Unlike type 2 diabetes, which can be prevented with lifestyle changes like weight loss and exercise, type 1 is a genetic disease that until now had no preventative options.

“For some reason, we don’t screen for type 1 diabetes, even though there are biomarkers available to show that the autoimmune disease process is already underway,” Palmer said. He added that hopes the drug will catalyze the medical system to begin population-based screening during routine child visits to intercept the disease and delay its onset.

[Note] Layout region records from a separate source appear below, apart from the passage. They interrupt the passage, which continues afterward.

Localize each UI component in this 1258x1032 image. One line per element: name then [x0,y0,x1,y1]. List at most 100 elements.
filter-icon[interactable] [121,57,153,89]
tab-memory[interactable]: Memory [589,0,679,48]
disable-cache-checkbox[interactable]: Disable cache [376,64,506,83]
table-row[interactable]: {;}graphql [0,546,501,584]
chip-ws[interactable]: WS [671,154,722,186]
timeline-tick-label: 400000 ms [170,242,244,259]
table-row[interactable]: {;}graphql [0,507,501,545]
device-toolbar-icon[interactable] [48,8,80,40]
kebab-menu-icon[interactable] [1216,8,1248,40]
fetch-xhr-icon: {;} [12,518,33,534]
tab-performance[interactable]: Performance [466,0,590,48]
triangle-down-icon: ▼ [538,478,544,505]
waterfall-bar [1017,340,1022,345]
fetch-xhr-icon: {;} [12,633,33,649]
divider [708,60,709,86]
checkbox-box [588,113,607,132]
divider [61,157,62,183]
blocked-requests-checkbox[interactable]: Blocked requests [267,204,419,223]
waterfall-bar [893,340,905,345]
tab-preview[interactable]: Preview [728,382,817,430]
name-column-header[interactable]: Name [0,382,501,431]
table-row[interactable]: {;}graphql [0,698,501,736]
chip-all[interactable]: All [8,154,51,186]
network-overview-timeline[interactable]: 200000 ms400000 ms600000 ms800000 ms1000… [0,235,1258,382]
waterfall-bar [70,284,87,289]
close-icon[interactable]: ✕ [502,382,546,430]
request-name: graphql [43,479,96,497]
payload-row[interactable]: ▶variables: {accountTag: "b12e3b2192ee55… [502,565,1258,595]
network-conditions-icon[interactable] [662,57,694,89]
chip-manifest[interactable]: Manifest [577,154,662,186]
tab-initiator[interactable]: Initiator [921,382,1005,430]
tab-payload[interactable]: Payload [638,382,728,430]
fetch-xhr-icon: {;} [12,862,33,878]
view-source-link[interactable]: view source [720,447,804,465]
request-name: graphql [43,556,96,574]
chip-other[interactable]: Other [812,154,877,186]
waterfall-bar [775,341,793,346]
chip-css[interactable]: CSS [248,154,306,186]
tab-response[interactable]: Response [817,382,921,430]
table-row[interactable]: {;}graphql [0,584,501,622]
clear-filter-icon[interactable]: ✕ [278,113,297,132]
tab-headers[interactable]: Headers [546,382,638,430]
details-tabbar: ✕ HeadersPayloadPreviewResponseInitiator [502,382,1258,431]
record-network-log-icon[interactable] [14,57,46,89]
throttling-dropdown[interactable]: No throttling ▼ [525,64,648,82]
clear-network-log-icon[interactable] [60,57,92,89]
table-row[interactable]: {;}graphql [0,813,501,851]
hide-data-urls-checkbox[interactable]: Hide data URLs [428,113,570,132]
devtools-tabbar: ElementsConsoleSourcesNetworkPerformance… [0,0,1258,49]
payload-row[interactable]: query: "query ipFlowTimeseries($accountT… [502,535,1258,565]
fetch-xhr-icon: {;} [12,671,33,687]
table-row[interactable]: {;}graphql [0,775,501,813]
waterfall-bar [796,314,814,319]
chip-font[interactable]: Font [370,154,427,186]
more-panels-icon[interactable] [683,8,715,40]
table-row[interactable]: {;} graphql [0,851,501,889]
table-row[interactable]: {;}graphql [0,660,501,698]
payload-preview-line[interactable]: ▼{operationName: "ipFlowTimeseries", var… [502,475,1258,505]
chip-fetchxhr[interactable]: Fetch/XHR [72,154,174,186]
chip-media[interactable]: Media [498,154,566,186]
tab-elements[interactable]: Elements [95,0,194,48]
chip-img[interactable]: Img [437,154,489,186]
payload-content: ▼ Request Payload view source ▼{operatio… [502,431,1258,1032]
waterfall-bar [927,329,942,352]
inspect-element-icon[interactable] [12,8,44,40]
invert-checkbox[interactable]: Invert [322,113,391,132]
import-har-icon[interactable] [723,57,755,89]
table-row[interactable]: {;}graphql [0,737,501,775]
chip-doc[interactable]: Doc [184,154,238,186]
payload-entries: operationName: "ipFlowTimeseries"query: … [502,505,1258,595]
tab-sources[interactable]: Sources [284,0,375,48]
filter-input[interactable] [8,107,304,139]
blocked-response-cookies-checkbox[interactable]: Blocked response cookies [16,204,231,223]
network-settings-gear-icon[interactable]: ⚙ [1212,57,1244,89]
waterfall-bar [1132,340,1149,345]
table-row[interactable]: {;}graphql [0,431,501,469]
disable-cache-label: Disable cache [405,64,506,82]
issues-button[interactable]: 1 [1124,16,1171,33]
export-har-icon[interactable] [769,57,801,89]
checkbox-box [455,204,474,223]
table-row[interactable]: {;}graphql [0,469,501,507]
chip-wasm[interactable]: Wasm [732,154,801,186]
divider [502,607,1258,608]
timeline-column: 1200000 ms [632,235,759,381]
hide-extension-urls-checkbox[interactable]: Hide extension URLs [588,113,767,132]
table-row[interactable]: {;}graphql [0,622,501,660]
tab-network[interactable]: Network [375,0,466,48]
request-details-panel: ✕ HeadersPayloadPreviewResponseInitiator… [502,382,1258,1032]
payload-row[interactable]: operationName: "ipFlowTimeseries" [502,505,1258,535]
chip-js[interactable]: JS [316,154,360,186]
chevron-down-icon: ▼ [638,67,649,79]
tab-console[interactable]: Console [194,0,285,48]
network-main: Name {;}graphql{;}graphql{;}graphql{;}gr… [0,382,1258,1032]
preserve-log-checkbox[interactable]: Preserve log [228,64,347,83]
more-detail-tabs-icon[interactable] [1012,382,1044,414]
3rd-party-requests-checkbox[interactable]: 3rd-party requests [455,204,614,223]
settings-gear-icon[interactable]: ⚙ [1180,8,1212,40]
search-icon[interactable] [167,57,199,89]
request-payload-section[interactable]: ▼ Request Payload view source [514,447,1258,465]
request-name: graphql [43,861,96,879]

With Tzield, doctors would screen individual family members of people with type 1 diabetes to see if they have these specific antibodies. If antibody levels are high and it looks like the person is on the verge of developing diabetes, treatment will delay this process.

“If someone has type 1, a common question that comes up is ‘well, what about my child? Will they develop type 1?’ It’s only about a 5% risk, so more often than not they won’t, but if you could find the ones that would and treat them, it can make a big difference,” Gabbay said.

A late diagnosis of type 1 diabetes could have a significant impact.

“Obviously, quality of life is significantly affected, negatively, if you’re diagnosed with type 1 diabetes. It’s a disease that never goes away,” Palmer said.

People with type 1 diabetes need to monitor their blood sugar around the clock, which affects the way they exercise and eat. High blood sugar can lead to diabetic ketoacidosis, in which the body begins to break down fat for fuel, and can cause acids called ketones to build up in the blood. This condition can lead to hospitalization, coma or death.

In 2019, about 1.9 million people had type 1 diabetes in the United States, according to the American Diabetes Association, including 244,000 children and adolescents. Type 1 affects 8% of all people with diabetes.

“The incidence of type 1 is mainly in children and adolescents, and when you’re in the turmoil of adolescence, when you just want to forget you have it,” said Olivier Bogillot, head of general medicine at Sanofi in the United States. “So when you have the ability, with treatment, to just delay the onset of disease, you can change how the quality of life is affected for families and for those children.”